82話 固有スキルの効果
「ああ、違う、、、もっと柔軟な思考を持てよ、、、とにかく火力出せば良いって訳じゃないんだぞ、、、うーん例えば目に見えて具現化しないタイプの技でも良いって事だよ」
エルキンドが思慮深そうな顔で言う。具現化しないエンチャント、、、?俺は未知なる技の映像が一切浮かんでこないのだが、、、大体の怪我はエルキンドが直してくれるので思う存分に技の開発が出来る。
「じゃあ俺は次の試合の準備に入るから、、、でも君の様子くらいは確認できる」
付きっ切りじゃないのかよ、、、!稽古付けるって言ってたからてっきりエルキンドがジジイと同じ様に教えてくれるのかと思っていたが違うみたいだ。
「まぁ、君は君自身をモンスターとでも考えたら良いんじゃないか?モンスターは種類によって個性もバラバラだし、攻撃方法も異なるだろ?それならば簡単さ」
エルキンドは言う。自分自身をモンスター、、、?確かにモンスターであれば色んな種類のモンスターがいる。攻撃方法も様々で、、、忍者の様にして攻撃をしたり、殻に篭るもの、擬態するもの、、、姿を隠して奇襲を旨とするもの。っ!?俺は色んな事を考える。その中に添島の様な気を貯めるスキルや、重光のほぼ無限にマナ供給が可能なスキルなど俺としては重光の能力は一番欲しいものだ。俺のスキルはマナ効率が悪すぎる。ただ、練習していないだけなのは勿論あるのだがな。他の人のスキルやモンスターの特徴、、、それを意識して俺はエンチャントを色々試作しながらエルキンドのウッドゴーレムとの再戦に向けて新技の開発に勤しむのだった。
「ただいま、さぁて、次の順番だよ」
エルキンドが家に戻ってくる。
「次の順番はこのババ抜きで一位抜けした人にしようと思うんだ、、、というよりトランプをやりたい」
添島たちはそんなエルキンドに苦笑いをしながらトランプに応じる。そして、一位抜けをしたのは、、、
「はぁ、、、私かぁ、、、」
山西が残念そうに呟く。
「じゃあ、行こうか」
山西はそのままエルキンドに転移魔法で戦闘場所へと連れていかれウッドゴーレムと相対する。
「全力でやりなよ」
エルキンドのその言葉を皮切りに戦闘が始まる。
「四重強化 撃速防」
山西は自分を強化して槍を構えた。そしてウッドゴーレムの拳が振るわれる。
「はぁぁあ!」
山西はウッドゴーレムの拳を躱して槍でカウンターの一撃を腕に撃ち込む。だが、ウッドゴーレムにダメージは入らない。完全な火力不足だ。結局はカウンターを決めても無駄な訳でウッドゴーレムに山西は歯が立たない。そこでエルキンドの声がかかる。

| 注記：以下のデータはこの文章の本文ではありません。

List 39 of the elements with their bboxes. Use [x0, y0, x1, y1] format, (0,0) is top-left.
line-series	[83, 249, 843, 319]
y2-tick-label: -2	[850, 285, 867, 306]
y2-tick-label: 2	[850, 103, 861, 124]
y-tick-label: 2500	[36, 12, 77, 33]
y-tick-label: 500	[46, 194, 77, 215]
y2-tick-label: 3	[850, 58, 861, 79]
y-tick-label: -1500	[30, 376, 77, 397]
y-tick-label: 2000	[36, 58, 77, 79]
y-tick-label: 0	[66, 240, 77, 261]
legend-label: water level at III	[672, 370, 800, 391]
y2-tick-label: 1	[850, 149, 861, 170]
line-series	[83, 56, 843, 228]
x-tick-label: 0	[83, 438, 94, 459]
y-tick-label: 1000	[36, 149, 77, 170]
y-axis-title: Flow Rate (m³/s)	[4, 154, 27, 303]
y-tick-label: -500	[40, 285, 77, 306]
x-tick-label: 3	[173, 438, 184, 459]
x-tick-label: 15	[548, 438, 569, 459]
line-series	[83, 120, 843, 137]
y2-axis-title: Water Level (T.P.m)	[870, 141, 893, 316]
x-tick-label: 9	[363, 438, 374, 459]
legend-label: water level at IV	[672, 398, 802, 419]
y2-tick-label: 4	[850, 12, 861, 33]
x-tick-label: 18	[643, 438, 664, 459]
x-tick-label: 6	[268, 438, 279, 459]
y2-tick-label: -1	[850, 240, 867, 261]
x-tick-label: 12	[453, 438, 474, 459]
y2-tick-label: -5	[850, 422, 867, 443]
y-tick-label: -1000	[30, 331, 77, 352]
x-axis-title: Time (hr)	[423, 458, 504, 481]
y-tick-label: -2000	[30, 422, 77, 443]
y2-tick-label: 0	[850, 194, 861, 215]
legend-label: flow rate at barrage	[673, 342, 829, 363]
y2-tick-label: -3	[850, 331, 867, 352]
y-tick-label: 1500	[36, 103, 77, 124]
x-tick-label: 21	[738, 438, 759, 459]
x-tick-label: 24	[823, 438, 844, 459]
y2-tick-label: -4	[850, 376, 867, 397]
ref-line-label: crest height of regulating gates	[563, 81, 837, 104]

「君のそのスキルって本当に強化上昇系なのかい?それしか出来ないならば君は一人の時どうしてるんだい?そのスキル使いこなしてみなよ、、、誰にそのスキルを見て貰ったのかは分からないけどね、、、俺はそのスキルには何か別の意味がある様に感じるんだけどねぇ、まず補助魔法の上昇効果が重ねがけ出来るだけって限定的すぎると思うんだよね。まぁ勿論『相乗効果』って言う固有スキルは存在するよ。だけどあれは自分の力も段階的に全部上昇する筈なんだよ。だけど君は今の所補助魔法だけしか効果がかかってない、、、まぁ、多分そのスキル名を君に話した人は魔法とかはかなりの種類使えるけどロークィンドの人間では無かったんじゃないかな?固有スキルは特殊なのが多くて説明し難いんだよね。まぁ心当たりはあるんだけど、、、俺の伝え方が悪かったかな、、、まぁ、あの人には俺が後で伝えとくよ。伝手を使って」
エルキンドが山西に対してぺらぺらと喋る。そのエルキンドの言葉は山西に強く刺さる。そうなのだ。今までこの世界に来てからというもののまともな活躍をしていないのだ。自分は補助魔法で仲間を強化して動きの速くなった仲間達には自分は遅れを取ってしまう、、、そして元々の火力も低い。
「まぁ、その力を引き出せるかどうかは君次第ってところかな?」
エルキンドは笑いながらそう山西に言ったのであった。